Administration continues work on closing achievement gap

Sophia Schultz, News Editor

For seven months beginning in July of 2020, the LTHS Board of Education (BOE) worked with consultant Dr. Floyd Cobb from the Core Collaborative as they engaged in equity training. To guide their training, they worked within an included framework put together by Cobb and consultant John Krownapple in their book, “Belonging Through a Culture of Dignity.” 

The discussions that arose during the training evolved into the BOE drafting, developing and adopting an Equity Statement about LT’s commitment to equity and diversity and equitable opportunities for all students, LT principal Brian Waterman said. 

“There are things that from a district perspective, we’ve been doing for a few years,” Waterman said. “I think what the board of education equity statement does is it reinforces the work that’s happening and it lays the groundwork for continuing to do work in the future.”

Over the past few years, LT has been working to increase student access to high-level courses, coordinator of assessment and research Katherine Smith said.

“We used to have a system where you would need a teacher recommendation or need to have certain test scores to get into a class,” Smith said. “Over the last few years, we’ve tried to push more of self selection, as well as tried to remove some of the obstacles.”

As the LT administration continues to identify students who may not have access to the highest level courses, the school is also focusing on work surrounding the grading practices.
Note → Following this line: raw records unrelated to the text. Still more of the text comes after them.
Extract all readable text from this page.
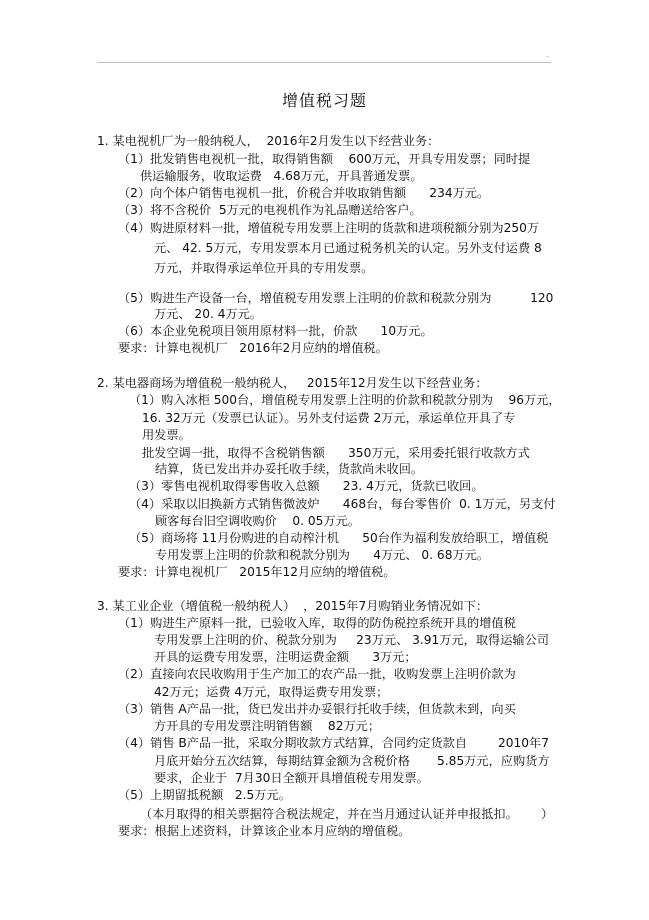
.
增值税习题
1. 某电视机厂为一般纳税人，  2016年2月发生以下经营业务：
（1）批发销售电视机一批，取得销售额    600万元，开具专用发票；同时提
供运输服务，收取运费   4.68万元，开具普通发票。
（2）向个体户销售电视机一批，价税合并收取销售额      234万元。
（3）将不含税价  5万元的电视机作为礼品赠送给客户。
（4）购进原材料一批，增值税专用发票上注明的货款和进项税额分别为250万
元、 42. 5万元，专用发票本月已通过税务机关的认定。另外支付运费 8
万元，并取得承运单位开具的专用发票。
（5）购进生产设备一台，增值税专用发票上注明的价款和税款分别为          120
万元、 20. 4万元。
（6）本企业免税项目领用原材料一批，价款      10万元。
要求：计算电视机厂   2016年2月应纳的增值税。
2. 某电器商场为增值税一般纳税人，   2015年12月发生以下经营业务：
（1）购入冰柜 500台，增值税专用发票上注明的价款和税款分别为    96万元，
16. 32万元（发票已认证）。另外支付运费 2万元，承运单位开具了专
用发票。
批发空调一批，取得不含税销售额      350万元，采用委托银行收款方式
结算，货已发出并办妥托收手续，货款尚未收回。
（3）零售电视机取得零售收入总额      23. 4万元，货款已收回。
（4）采取以旧换新方式销售微波炉      468台，每台零售价  0. 1万元，另支付
顾客每台旧空调收购价    0. 05万元。
（5）商场将 11月份购进的自动榨汁机      50台作为福利发放给职工，增值税
专用发票上注明的价款和税款分别为      4万元、 0. 68万元。
要求：计算电视机厂   2015年12月应纳的增值税。
3. 某工业企业（增值税一般纳税人）  ，2015年7月购销业务情况如下：
（1）购进生产原料一批，已验收入库，取得的防伪税控系统开具的增值税
专用发票上注明的价、税款分别为     23万元、 3.91万元，取得运输公司
开具的运费专用发票，注明运费金额      3万元；
（2）直接向农民收购用于生产加工的农产品一批，收购发票上注明价款为
42万元；运费 4万元，取得运费专用发票；
（3）销售 A产品一批，货已发出并办妥银行托收手续，但货款未到，向买
方开具的专用发票注明销售额    82万元；
（4）销售 B产品一批，采取分期收款方式结算，合同约定货款自        2010年7
月底开始分五次结算，每期结算金额为含税价格       5.85万元，应购货方
要求，企业于  7月30日全额开具增值税专用发票。
（5）上期留抵税额   2.5万元。
（本月取得的相关票据符合税法规定，并在当月通过认证并申报抵扣。      ）
要求：根据上述资料，计算该企业本月应纳的增值税。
The new grading practices implemented in the 2020-2021 school year have benefited a lot of students of color, director of curriculum and instruction Scott Eggerding said. The loudest complaints are coming from the students who had benefited from the  former grading practices, Eggerding said.

“I think that’s probably the one thing that the most people have the most opinions about,” Eggerding said. “The challenge is a lot of times you have to make changes to things where the dominant culture or the dominant group has to make more room for others. Our goal in equity is not to flip and have the kids who are on top be on the bottom and the kids on the bottom be on top, it’s to make enough room for everybody to have a space at the top. What that does is it changes people’s mindsets to some degree of what is equitable, as opposed to what is equal and what is fair as opposed to what is equitable. I think there will be a lot of difficult conversations.”

The newly adopted Equity Statement will serve as a road map for the continuing equity work of the district, providing the framework to focus on equity at every level. 

“Our ultimate goal in looking at if we want to close the achievement gap, really, is ensuring that our highest level courses, our AP courses, are representative of our student demographic,” Waterman said. “Right now, they aren’t and so the goal of the equity achievement team was to make progress on that, and we have, but we still haven’t met that ultimate goal of ensuring that our advanced placement classes, our dual credit courses—all of our highest level courses—have representation from all of LT, and that’s what we have to keep working on.”